Grâce à son expérience en tant que professeur d’histoire, Gheorghe Tătaru a pu constater des choses importantes sur les déportations staliniennes. « Maintenant, on parle beaucoup des déportations et ce sont surtout ceux qui n’ont pas été là-bas qui en parlent. Beaucoup ont souffert à cause de Staline ; lui, il est sans doute à blâmer, mais dans les villages d’origine ce sont en fait les ennemis locaux qui ont fait les listes des gens à déporter. Par exemple, les autorités demandaient que deux familles soit déportées, mais les « activistes » locaux mettaient 5-6, ou même 10 familles dans la liste pour s’emparer de leurs propriétés. Des Ukrainiens, des Moldaves, des Tchétchènes, des Estoniens, des Lituaniens, etc. ont été déportés, des nationalités différentes, mais quand nous sommes arrivés en Sibérie une forte amitié est née entre tous ces gens, parce que nous étions tous égaux », explique l’ancien professeur d’histoire. Selon Gheorghe, où qu’ils soient arrivés, les Moldaves ont su faire face – ils ont construit des maisons, ont travaillé et acquis une position sociale. « Les Moldaves ne succombent pas sous les souffrances. Ils avancent et ils laissent des traces  », a-t-il conclu.

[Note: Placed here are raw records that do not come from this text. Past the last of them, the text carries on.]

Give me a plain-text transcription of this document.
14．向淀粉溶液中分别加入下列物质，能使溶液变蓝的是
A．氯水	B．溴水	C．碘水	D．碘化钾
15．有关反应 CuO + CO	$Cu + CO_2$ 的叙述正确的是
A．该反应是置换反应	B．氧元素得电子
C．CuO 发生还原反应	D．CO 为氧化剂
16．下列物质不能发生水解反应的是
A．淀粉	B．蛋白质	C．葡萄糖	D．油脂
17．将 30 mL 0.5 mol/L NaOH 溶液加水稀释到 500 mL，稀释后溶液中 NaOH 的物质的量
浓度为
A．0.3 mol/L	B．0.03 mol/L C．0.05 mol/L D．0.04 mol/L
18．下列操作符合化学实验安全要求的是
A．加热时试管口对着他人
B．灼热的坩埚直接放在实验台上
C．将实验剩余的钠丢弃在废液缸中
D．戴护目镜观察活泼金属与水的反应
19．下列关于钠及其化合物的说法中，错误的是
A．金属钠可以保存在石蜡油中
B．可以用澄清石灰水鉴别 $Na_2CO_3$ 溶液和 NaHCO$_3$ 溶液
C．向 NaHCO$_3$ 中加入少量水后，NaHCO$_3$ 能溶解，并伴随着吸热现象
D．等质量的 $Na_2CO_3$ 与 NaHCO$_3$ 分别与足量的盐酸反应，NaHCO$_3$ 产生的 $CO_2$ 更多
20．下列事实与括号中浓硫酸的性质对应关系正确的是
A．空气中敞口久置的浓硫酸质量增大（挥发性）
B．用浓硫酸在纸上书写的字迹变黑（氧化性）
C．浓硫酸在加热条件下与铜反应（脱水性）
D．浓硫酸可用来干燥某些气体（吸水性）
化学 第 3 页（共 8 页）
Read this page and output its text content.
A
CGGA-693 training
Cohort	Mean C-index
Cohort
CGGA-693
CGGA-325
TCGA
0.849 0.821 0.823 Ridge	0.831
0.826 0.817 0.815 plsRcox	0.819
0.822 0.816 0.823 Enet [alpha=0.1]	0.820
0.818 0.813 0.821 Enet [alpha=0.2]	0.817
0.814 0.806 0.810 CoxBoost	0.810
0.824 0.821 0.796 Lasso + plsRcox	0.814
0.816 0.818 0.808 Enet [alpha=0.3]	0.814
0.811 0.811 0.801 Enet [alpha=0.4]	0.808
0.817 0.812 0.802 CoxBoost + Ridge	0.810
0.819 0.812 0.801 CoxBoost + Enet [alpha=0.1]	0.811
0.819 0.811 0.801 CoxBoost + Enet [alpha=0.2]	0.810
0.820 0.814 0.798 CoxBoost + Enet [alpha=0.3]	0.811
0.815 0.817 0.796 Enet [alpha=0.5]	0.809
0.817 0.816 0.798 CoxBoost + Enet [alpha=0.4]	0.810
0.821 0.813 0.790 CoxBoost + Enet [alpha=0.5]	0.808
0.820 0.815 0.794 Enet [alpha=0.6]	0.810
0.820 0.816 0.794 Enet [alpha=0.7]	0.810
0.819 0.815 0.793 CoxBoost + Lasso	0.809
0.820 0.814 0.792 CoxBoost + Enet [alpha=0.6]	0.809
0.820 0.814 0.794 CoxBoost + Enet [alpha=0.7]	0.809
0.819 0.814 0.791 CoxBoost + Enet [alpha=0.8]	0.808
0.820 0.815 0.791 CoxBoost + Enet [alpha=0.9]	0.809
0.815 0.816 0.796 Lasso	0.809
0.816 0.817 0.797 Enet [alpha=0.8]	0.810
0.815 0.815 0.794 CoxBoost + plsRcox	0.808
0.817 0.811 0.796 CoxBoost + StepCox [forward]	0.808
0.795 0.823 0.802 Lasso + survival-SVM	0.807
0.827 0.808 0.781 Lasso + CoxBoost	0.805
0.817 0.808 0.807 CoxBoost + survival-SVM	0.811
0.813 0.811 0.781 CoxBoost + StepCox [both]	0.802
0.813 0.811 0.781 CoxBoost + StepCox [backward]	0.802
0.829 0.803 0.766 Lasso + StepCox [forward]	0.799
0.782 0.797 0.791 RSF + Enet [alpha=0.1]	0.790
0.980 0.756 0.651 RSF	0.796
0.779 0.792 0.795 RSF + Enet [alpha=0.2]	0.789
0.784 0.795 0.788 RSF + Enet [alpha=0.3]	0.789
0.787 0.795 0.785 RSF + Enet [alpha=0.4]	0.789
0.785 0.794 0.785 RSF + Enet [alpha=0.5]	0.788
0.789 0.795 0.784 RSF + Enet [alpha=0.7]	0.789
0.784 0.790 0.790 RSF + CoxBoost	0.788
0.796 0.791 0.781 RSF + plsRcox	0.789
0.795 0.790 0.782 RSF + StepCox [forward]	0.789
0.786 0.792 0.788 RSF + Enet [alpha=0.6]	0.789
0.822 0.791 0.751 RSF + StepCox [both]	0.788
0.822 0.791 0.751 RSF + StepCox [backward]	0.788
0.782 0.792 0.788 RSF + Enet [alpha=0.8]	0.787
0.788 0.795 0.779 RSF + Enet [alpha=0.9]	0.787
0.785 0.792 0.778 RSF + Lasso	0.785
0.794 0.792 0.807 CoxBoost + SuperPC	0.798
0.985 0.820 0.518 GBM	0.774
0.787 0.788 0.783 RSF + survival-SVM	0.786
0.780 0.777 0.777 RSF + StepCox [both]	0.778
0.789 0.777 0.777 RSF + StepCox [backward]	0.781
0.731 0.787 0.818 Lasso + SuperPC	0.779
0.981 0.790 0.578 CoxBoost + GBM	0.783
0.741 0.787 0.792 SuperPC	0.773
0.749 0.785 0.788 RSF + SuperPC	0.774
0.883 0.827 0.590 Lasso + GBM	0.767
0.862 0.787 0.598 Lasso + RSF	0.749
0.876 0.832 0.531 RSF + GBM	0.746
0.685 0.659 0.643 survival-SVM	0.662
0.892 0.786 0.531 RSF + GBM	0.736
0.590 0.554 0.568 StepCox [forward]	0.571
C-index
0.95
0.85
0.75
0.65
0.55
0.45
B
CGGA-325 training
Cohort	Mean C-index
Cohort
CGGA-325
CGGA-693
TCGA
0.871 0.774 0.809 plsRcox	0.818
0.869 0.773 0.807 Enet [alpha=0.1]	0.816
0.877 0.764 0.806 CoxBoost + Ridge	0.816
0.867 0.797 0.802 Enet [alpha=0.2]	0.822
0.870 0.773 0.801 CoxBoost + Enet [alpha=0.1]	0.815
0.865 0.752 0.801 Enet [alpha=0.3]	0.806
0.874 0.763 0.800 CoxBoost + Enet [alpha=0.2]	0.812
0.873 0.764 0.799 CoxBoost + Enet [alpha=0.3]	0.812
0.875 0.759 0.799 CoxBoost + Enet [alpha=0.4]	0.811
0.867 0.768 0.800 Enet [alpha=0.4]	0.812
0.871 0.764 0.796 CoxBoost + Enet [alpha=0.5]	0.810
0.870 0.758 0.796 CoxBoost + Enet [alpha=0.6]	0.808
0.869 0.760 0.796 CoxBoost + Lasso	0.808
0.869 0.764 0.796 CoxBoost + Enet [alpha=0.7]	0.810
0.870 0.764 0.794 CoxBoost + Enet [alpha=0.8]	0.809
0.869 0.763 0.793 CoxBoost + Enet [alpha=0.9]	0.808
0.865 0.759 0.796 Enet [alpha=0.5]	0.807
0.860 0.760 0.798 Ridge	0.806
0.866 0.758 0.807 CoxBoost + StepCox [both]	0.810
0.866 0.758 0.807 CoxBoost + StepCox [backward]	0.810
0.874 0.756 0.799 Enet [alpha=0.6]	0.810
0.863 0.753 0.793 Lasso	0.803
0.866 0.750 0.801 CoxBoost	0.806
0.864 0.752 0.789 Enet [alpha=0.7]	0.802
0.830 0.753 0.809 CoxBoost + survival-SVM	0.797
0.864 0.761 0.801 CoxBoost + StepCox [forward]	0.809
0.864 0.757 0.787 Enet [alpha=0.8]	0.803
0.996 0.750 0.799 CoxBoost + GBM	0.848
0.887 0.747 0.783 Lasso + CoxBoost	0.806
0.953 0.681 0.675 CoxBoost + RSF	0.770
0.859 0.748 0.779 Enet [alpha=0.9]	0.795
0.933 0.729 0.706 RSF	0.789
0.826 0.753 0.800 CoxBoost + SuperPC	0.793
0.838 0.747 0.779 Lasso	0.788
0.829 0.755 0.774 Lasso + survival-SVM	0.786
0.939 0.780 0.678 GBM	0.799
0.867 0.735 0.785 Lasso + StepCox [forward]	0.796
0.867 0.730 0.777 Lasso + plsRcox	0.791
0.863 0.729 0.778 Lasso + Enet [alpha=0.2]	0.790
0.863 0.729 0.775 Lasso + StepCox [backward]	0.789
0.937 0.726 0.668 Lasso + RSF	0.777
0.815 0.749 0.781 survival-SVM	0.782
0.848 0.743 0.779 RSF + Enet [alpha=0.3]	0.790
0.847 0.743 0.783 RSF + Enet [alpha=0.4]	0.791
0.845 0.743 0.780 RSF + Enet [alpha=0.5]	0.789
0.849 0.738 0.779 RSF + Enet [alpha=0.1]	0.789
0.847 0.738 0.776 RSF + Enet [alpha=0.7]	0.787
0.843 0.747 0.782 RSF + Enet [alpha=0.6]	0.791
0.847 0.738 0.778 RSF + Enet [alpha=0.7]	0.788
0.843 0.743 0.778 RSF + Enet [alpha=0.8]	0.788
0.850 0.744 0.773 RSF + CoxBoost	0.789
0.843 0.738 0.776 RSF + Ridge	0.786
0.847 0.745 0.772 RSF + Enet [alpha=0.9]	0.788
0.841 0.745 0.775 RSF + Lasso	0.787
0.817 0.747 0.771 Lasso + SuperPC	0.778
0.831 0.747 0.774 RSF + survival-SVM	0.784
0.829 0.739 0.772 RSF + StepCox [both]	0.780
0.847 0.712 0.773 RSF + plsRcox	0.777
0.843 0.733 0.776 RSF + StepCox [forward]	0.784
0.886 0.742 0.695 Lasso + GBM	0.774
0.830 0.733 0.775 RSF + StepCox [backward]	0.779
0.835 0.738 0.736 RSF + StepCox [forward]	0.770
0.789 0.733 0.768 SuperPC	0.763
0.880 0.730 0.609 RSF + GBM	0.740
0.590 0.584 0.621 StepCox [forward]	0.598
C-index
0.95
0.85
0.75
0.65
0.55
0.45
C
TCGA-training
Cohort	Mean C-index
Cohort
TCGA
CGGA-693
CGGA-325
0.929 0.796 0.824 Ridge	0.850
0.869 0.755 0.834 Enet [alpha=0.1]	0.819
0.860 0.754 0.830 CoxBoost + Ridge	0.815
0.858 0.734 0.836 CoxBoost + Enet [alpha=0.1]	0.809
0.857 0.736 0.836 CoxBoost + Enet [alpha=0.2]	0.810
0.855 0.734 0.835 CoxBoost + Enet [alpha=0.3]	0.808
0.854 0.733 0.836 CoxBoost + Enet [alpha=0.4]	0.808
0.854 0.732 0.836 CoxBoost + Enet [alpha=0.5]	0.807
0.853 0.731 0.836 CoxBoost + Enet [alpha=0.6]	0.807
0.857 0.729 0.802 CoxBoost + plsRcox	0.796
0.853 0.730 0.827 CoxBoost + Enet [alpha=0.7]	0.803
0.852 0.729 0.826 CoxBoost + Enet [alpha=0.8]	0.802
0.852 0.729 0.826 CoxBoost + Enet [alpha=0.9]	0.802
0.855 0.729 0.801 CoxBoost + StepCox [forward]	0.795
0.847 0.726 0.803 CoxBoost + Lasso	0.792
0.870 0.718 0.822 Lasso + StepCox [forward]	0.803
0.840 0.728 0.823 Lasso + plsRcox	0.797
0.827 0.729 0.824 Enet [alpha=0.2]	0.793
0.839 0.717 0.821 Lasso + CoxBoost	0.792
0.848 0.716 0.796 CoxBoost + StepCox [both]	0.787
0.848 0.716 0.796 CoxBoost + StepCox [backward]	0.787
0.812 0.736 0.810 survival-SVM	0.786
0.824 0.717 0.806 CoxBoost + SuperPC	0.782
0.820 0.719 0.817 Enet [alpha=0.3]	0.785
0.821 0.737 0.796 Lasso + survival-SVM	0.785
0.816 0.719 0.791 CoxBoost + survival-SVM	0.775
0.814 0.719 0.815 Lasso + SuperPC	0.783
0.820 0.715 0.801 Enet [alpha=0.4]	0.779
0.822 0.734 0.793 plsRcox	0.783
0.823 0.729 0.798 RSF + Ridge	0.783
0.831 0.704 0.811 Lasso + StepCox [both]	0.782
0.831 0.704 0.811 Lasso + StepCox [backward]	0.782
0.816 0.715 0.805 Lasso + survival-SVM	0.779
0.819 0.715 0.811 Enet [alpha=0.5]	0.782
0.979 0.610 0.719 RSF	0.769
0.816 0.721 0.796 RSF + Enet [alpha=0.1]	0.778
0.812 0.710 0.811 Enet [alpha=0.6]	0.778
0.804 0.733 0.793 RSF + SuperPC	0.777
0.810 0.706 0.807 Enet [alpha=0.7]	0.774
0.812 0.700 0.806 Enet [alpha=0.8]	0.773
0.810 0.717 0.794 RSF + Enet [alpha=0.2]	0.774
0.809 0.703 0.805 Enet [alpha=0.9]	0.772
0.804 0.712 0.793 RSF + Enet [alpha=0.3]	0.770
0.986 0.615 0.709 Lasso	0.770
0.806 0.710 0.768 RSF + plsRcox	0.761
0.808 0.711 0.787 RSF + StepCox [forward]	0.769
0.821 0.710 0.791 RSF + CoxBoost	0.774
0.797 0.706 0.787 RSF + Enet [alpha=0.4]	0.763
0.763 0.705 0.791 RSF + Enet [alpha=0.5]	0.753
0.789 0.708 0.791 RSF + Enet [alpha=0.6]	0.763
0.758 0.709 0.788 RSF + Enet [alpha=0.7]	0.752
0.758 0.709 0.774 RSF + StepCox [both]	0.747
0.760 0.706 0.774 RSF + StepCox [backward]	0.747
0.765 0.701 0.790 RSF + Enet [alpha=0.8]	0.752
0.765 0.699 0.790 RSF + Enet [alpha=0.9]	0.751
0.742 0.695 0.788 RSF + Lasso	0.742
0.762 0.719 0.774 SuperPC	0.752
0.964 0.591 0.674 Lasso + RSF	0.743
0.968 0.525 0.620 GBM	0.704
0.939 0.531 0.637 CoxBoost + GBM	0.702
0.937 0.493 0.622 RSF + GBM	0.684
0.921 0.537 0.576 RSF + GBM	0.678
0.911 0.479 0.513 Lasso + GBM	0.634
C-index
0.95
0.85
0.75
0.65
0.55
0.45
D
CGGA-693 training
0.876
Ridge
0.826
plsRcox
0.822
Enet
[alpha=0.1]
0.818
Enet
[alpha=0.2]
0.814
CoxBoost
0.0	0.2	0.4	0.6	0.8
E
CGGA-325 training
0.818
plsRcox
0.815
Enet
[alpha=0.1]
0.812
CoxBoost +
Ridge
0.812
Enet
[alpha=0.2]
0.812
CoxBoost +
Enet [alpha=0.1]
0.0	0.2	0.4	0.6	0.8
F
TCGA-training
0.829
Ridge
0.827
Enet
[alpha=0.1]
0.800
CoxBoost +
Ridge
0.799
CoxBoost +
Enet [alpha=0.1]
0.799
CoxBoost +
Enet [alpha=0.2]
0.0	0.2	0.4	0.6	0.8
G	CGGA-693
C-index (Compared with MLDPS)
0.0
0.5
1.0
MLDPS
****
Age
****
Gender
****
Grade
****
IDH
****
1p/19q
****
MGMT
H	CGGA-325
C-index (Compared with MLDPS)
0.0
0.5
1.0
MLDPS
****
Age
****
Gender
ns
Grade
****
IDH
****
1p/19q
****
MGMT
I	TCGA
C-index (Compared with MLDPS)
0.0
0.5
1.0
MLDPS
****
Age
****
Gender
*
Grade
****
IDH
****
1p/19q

« Ils ont préféré rester en Sibérie, parce qu’ils se sentaient des étrangers dans leur patrie »

En septembre 2016, a eu lieu la troisième édition de l’Expédition de la mémoireen Irkoutsk, Sibérie. Pendant 10 jours, une équipe de 9 personnes ont parcouru environ 15 000 kilomètres. Voici le témoignage de l’historien Octavian Ţîcu, membre de cette équipe : « Pendant l’expédition, nous avons découvert des Moldaves qui sont restés en Sibérie, parce qu’ils n’ont pas pu se réadapter à la vie dans leur patrie d’origine. C’est aussi le cas de la communauté des Moldaves de Kazakhstan qui compte environ 33 000 personnes, dont beaucoup sont des anciens déportés. Or, une fois rentrés en Moldavie après la réhabilitation, ils ne retrouvaient plus leurs maisons, leur terrains et, par-dessus tout, ils portaient les stigmates d’« ennemis du peuple ». Finalement, ils ont choisi cette destinée, pas facile du tout, qui est aussi une sorte de déportation, mais volontaire, assumée », constante l’historien.

« Maintenant, on part sans être déporté. Il y a des Moldaves partout sur la planète. »

A cause des difficultés financières, la petite fille de Domnica, Ana, et sa famille, se sont installés il y a 15 ans en Espagne. « Ils ont tous les deux des diplômes d’enseignants, mais ils ont dû partir ailleurs pour gagner leur pain. Maintenant, les jeunes partent et seuls les vieux restent dans les villages affronter en solitude leur vieillesse », se plaint Domnica.

… Il leur a fallu des années pour se faire une situation en Espagne. Vladimir est chauffeur de camion, Ana soigne des malades dans un hôpital psychiatrique. Pour y arriver, elle a dû faire des études pendant deux ans. « C’était dur, mais nous avons eu la chance de rencontrer de bonnes personnes du pays qui nous ont aidés à surmonter les obstacles », dit Ana.

Ana, la fille d’Ileana, avait décidé d’être enseignante, comme sa mère. Pendant sept ans, elle a enseigné la langue et la littérature roumaine dans l’école de son village. Son mari, Vladimir, a été pendant dix ans maître d’école primaire et professeur de musique. Son père et son grand-père avaient été, eux-aussi, des professeurs. Mais la situation dure en Moldavie l’a contraint à partir en 1998 en Espagne.

Quand ils sont partis, leur fils Grigoraş n’avait que trois ans, maintenant il a 18 ans et il est étudiant à l’Université pédagogique de Palencia. Il veut devenir, comme son père, maître d’école primaire. « Je veux travailler et vivre en Espagne. En Moldavie, je ne vois pas d’avenir pour moi. En Espagne, un enseignant a un salaire dix fois supérieur à celui d’ici  », explique Grigoraş.